En güneyinde bulunan şehirlerden Jizan’da (42.55° Doğu, 16.93° Kuzey) akşam namazı 19:57’de, yatsı namazı da da -19° derece ile hesaplandığında (İmam-ı Azam’a uyulduğunda) 21:16’da girmektedir. Bu hesaplamanın yerine siz 90 dakika eklemiş olsanız 21:27’de girmektedir. Bu bile yeterince ihtiyatlı bir vakittir ve doğrudur.

Not: Dikkat edilirse, ekvator çizgisinden uzaklaştıca, akşam ile yatsı arasındaki fark 90 dakika ile hesaplandığında daha erken girmeye başlamaktadır. Tebük'de, hesaplamadan 2 dakika erken olduğu görülmekte olup, bu İmameyn'in kavlince yine doğru zamana denk gelmektedir.

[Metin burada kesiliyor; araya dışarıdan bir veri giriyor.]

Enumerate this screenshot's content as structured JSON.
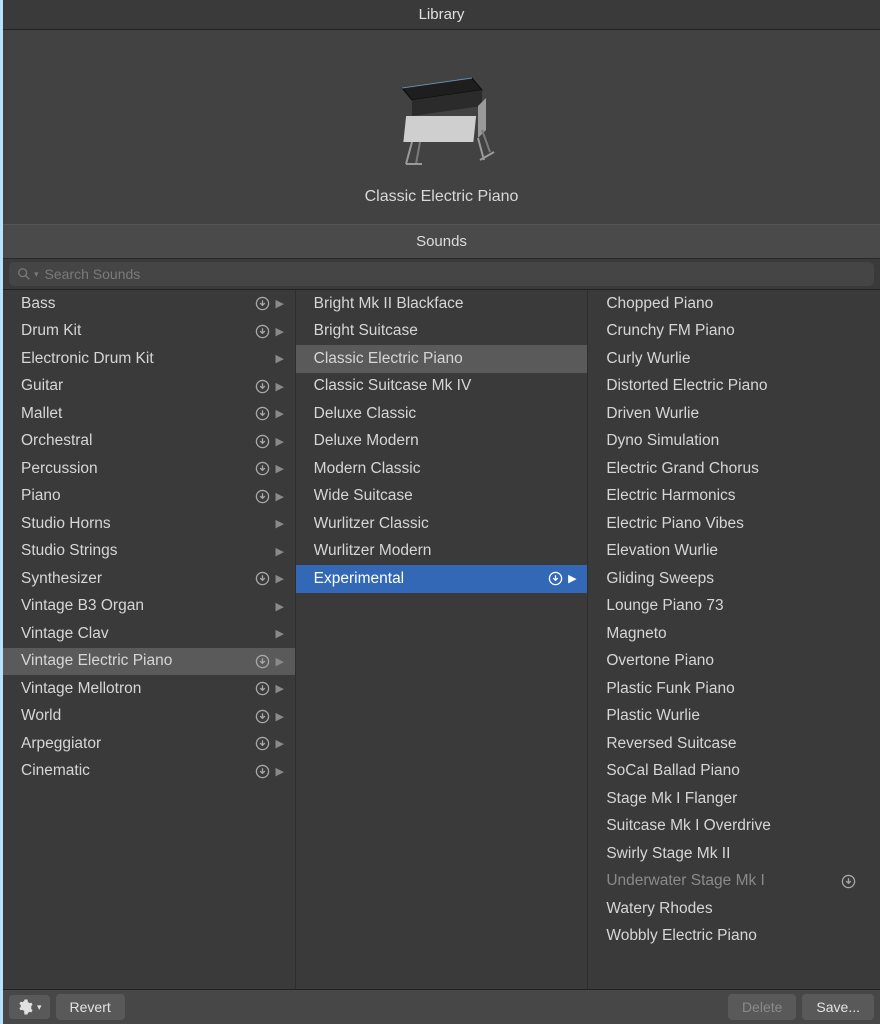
{
  "title": "Library",
  "preview": {
    "name": "Classic Electric Piano"
  },
  "sounds_header": "Sounds",
  "search": {
    "placeholder": "Search Sounds"
  },
  "columns": {
    "categories": [
      {
        "label": "Bass",
        "download": true,
        "chevron": true
      },
      {
        "label": "Drum Kit",
        "download": true,
        "chevron": true
      },
      {
        "label": "Electronic Drum Kit",
        "download": false,
        "chevron": true
      },
      {
        "label": "Guitar",
        "download": true,
        "chevron": true
      },
      {
        "label": "Mallet",
        "download": true,
        "chevron": true
      },
      {
        "label": "Orchestral",
        "download": true,
        "chevron": true
      },
      {
        "label": "Percussion",
        "download": true,
        "chevron": true
      },
      {
        "label": "Piano",
        "download": true,
        "chevron": true
      },
      {
        "label": "Studio Horns",
        "download": false,
        "chevron": true
      },
      {
        "label": "Studio Strings",
        "download": false,
        "chevron": true
      },
      {
        "label": "Synthesizer",
        "download": true,
        "chevron": true
      },
      {
        "label": "Vintage B3 Organ",
        "download": false,
        "chevron": true
      },
      {
        "label": "Vintage Clav",
        "download": false,
        "chevron": true
      },
      {
        "label": "Vintage Electric Piano",
        "download": true,
        "chevron": true,
        "selected": "grey"
      },
      {
        "label": "Vintage Mellotron",
        "download": true,
        "chevron": true
      },
      {
        "label": "World",
        "download": true,
        "chevron": true
      },
      {
        "label": "Arpeggiator",
        "download": true,
        "chevron": true
      },
      {
        "label": "Cinematic",
        "download": true,
        "chevron": true
      }
    ],
    "subcategories": [
      {
        "label": "Bright Mk II Blackface"
      },
      {
        "label": "Bright Suitcase"
      },
      {
        "label": "Classic Electric Piano",
        "selected": "grey"
      },
      {
        "label": "Classic Suitcase Mk IV"
      },
      {
        "label": "Deluxe Classic"
      },
      {
        "label": "Deluxe Modern"
      },
      {
        "label": "Modern Classic"
      },
      {
        "label": "Wide Suitcase"
      },
      {
        "label": "Wurlitzer Classic"
      },
      {
        "label": "Wurlitzer Modern"
      },
      {
        "label": "Experimental",
        "download": true,
        "chevron": true,
        "selected": "blue"
      }
    ],
    "presets": [
      {
        "label": "Chopped Piano"
      },
      {
        "label": "Crunchy FM Piano"
      },
      {
        "label": "Curly Wurlie"
      },
      {
        "label": "Distorted Electric Piano"
      },
      {
        "label": "Driven Wurlie"
      },
      {
        "label": "Dyno Simulation"
      },
      {
        "label": "Electric Grand Chorus"
      },
      {
        "label": "Electric Harmonics"
      },
      {
        "label": "Electric Piano Vibes"
      },
      {
        "label": "Elevation Wurlie"
      },
      {
        "label": "Gliding Sweeps"
      },
      {
        "label": "Lounge Piano 73"
      },
      {
        "label": "Magneto"
      },
      {
        "label": "Overtone Piano"
      },
      {
        "label": "Plastic Funk Piano"
      },
      {
        "label": "Plastic Wurlie"
      },
      {
        "label": "Reversed Suitcase"
      },
      {
        "label": "SoCal Ballad Piano"
      },
      {
        "label": "Stage Mk I Flanger"
      },
      {
        "label": "Suitcase Mk I Overdrive"
      },
      {
        "label": "Swirly Stage Mk II"
      },
      {
        "label": "Underwater Stage Mk I",
        "download": true,
        "dim": true
      },
      {
        "label": "Watery Rhodes"
      },
      {
        "label": "Wobbly Electric Piano"
      }
    ]
  },
  "footer": {
    "revert": "Revert",
    "delete": "Delete",
    "save": "Save..."
  }
}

Ocak ayı için bile hesaplasak durum aynıdır. İster -19° ile hesaplayın, ister 90 dakika ekleyin, Arabistan'da durum yaz-kış aynıdır. Buralarda öyle değildir.

Görüldüğü gibi Suudi Arabistan’ın usulü, kendi ülkesi için geçerli olduğu takdirde pek iyi ve çok doğrudur. Ancak kuzeye ve güneye doğru uzaklaştıkca hesap bozulmaktadır. Bu uygulamanın Viyana ve sair şehirler için uygulanamayacağı ortadadır. Uygulayanların da astronomik hesaplamalara 100% zıt konustuğu görülmektedir.

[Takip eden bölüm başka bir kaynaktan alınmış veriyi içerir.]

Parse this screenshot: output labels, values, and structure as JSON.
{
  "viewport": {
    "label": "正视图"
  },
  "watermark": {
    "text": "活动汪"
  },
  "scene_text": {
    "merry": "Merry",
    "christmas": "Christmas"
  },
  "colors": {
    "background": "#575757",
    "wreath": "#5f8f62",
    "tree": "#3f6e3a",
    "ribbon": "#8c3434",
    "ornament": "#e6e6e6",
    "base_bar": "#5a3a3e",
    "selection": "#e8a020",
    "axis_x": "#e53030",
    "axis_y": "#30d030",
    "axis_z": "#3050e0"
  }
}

Fazilet Takvimi ve bu hususta ehli sünnet ulemasının beyanatını kaynak olarak kullanan takvimler doğrudur. Diğerleri ise müslümanların ibadeti ile uğraşmaktan başka birşey değildir. Müslüman ibadetinin kıymetini bilmeli ve boşa harcatmamalı. Usul ilminde vakti girmeden kılınan namazın kabul olmayacağı ve bunun özrünün olmadığı açıkca belirtilmiştir.